Der Prozess um die Tötung von Hundehalter Maik R. (52) steuert dem Ende entgegen. Am Dienstag sagte sein Sohn (17) aus, der bei der Tat zugegen war. Seine Aussage belastete den Angeklagten Thomas S. (34) schwer – sofern das Gericht ihm Glauben schenkt.
Zumindest eine Tatsache ist in diesem Prozess, in dem sich zwei Versionen des Tatgeschehens unversöhnlich gegenüberstehen, unumstritten. Maik R. wurde mit einem Messer in der linken Schläfe ins Klinikum St. Georg eingeliefert. Wenige Tage später erlag der Familienvater seinen schweren Hirnschäden. Thomas S. scheint nach wie vor überzeugt zu sein, das Opfer in Notwehr erstochen zu haben. So stellte er das Geschehen am Tatabend der Polizei dar. So beschrieb er sein Handeln der Schwurgerichtskammer.Der 34-Jährige führte den Beteiligten am Dienstag anschaulich seine Version vor. Der Familienvater und sein zur Tatzeit 16-jähriger Sohn Hakon hätten ihn demnach am 20. November 2020 gegen 18:45 Uhr in der Dr.-Hermann-Duncker-Straße (Neulindenau) unvermittelt attackiert.

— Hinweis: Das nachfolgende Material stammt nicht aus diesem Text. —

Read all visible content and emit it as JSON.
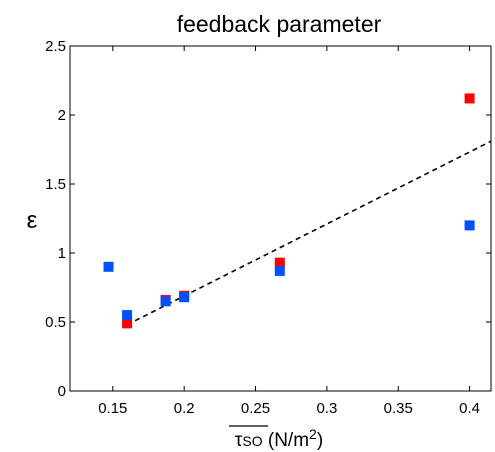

Der Teenager habe ihn an seinem Rucksack zu Boden gerissen und in den Schwitzkasten genommen. Sodann sollen beide Männer auf ihn eingeschlagen haben. Dabei sei der Rucksack über seinen Kopf gerutscht und habe ihm die Sicht genommen. Er habe keine andere Möglichkeit gesehen, als sein wuchtiges Arbeitsmesser aus der Jacke zu ziehen und blindlings einen Stich in Richtung Maik R. zu setzen.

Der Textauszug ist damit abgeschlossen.